L'INDICATION DE CONTRACEPTION INSCRITE POUR DEPAKINE 17 ANS APRES DEPAMIDE
Au même moment, dans le RCP de Depakine*, il est écrit qu''il ne semble pas légitime de déconseiller une conception", et ce jusqu'en 2006, date à laquelle cette précaution est également inscrite mais sans communication particulière auprès des prescripteurs, rappelle-t-on (cf dépêche du 06/07/2015 à 11:16).
Interrogé par Le Figaro, Jean-Loup Keene, aujourd'hui président du comité de déontologie de l'Académie de pharmacie, a notamment indiqué que notifier les effets secondaires d'un médicament et les élargir à toute une famille pharmacologique représentent "deux procédures différentes".
Pour Me Joseph-Oudin, ce document, les données de la littérature couplées et les cas notifiés dans les rapports de pharmacovigilance dont des PSUR ("Periodic Safety Udate Reports") démontrent que "le laboratoire avait en sa possession une information claire et précise sur la toxicité du valproate sur le foetus", que ce soit les malformations d'abord puis les troubles neurodéveloppementaux (cf dépêche du 23/09/2015 à 14:38) et qu'"il n'a pas porté ce risque à la connaissance des consommateurs, ce qui est inadmissible".
"Sanofi continue à se retrancher derrière une logique surannée et extrêmement dangereuse de déni de responsabilité du laboratoire qui essaie de faire porter le chapeau à l'agence du médicament et aux prescripteurs", pointe l'avocat, tout en rappelant que "l'AMM n'exonère pas le fabricant de ses responsabilités".
Dans cette affaire, "on ne sait pas ce qu'a fait le laboratoire et on ne sait pas ce qu'a fait l'agence du médicament quand ils reçoivent les notifications de pharmacovigilance".
Développé en France, le valproate a été commercialisé en 1967 dans les épilepsies de l'enfant pendant une dizaine d'années avant d'être étendu à l'adulte.

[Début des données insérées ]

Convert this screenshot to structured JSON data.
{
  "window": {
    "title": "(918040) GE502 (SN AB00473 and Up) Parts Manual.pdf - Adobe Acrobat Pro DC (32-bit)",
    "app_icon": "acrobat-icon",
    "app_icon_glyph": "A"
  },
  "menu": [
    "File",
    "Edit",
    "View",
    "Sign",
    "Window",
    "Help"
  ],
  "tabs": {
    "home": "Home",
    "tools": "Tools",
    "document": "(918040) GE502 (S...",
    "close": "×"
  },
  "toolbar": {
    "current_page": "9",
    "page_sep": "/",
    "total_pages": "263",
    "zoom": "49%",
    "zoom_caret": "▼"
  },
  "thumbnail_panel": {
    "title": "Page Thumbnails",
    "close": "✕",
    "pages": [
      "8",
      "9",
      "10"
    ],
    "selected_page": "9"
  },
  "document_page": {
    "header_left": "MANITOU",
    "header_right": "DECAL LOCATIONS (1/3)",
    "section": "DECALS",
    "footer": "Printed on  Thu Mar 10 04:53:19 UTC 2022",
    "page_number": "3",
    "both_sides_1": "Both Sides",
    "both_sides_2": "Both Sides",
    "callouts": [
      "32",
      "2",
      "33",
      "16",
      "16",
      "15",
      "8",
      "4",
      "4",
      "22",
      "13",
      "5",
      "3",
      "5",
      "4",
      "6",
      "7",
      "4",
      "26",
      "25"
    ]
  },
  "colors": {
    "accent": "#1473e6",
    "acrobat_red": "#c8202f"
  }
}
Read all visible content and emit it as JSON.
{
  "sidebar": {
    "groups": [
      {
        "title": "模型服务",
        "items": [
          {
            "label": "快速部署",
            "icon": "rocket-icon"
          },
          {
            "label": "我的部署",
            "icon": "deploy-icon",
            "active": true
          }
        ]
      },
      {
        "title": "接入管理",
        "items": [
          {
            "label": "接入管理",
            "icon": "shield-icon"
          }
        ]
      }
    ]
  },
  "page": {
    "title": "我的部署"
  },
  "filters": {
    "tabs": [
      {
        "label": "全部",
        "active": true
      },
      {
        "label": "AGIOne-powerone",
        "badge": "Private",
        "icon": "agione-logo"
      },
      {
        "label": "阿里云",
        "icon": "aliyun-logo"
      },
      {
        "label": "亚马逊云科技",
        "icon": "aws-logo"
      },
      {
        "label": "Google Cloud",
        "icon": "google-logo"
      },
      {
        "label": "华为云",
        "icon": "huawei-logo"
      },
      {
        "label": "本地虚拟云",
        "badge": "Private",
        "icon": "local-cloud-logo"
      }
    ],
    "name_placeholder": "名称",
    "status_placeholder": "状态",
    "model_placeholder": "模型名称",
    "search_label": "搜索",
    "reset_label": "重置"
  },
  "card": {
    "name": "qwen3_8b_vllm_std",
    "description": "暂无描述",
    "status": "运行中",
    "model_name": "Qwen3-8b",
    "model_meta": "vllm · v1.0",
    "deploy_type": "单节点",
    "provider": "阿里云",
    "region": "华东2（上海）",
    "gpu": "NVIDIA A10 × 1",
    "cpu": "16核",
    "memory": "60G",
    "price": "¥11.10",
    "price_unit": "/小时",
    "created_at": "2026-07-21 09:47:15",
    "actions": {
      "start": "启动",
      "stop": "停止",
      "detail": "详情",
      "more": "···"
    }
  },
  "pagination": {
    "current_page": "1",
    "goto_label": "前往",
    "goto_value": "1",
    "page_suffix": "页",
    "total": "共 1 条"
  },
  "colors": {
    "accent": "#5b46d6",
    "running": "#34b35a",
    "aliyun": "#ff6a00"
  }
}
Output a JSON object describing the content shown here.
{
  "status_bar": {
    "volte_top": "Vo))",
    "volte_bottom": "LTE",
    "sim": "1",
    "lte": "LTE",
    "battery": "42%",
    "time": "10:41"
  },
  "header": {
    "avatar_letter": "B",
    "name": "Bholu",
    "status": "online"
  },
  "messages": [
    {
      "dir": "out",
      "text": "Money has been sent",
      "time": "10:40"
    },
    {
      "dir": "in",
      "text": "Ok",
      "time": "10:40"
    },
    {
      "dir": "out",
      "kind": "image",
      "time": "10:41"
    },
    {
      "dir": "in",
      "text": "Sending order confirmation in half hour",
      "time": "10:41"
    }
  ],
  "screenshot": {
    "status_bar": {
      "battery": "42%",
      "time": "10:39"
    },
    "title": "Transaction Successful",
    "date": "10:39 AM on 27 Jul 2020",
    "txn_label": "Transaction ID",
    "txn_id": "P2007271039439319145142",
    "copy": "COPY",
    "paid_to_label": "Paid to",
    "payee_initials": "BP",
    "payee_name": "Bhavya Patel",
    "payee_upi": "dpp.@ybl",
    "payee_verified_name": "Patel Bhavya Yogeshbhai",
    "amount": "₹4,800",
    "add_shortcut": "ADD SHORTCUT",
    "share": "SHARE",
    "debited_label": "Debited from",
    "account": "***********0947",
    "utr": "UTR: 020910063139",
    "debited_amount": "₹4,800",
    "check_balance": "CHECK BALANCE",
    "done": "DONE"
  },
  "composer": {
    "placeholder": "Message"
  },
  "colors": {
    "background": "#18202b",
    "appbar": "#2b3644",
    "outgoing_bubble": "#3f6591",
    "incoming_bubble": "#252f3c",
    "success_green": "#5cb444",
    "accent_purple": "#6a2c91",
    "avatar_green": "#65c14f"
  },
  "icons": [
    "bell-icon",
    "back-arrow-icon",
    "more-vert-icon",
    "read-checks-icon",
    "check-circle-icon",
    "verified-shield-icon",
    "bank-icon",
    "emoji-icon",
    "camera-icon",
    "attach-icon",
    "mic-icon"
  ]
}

Le risque tératogène a commencé à être documenté à partir de 1986 et le risque de troubles neurodéveloppementaux a émergé dans les années 1990, rappelle-t-on.
L'Apesac représente aujourd'hui 718 enfants présentant des malformations ou des troubles du comportement, nés de mères exposées au valproate pendant leur grossesse, précise sa présidente à l'APM, Marine Martin.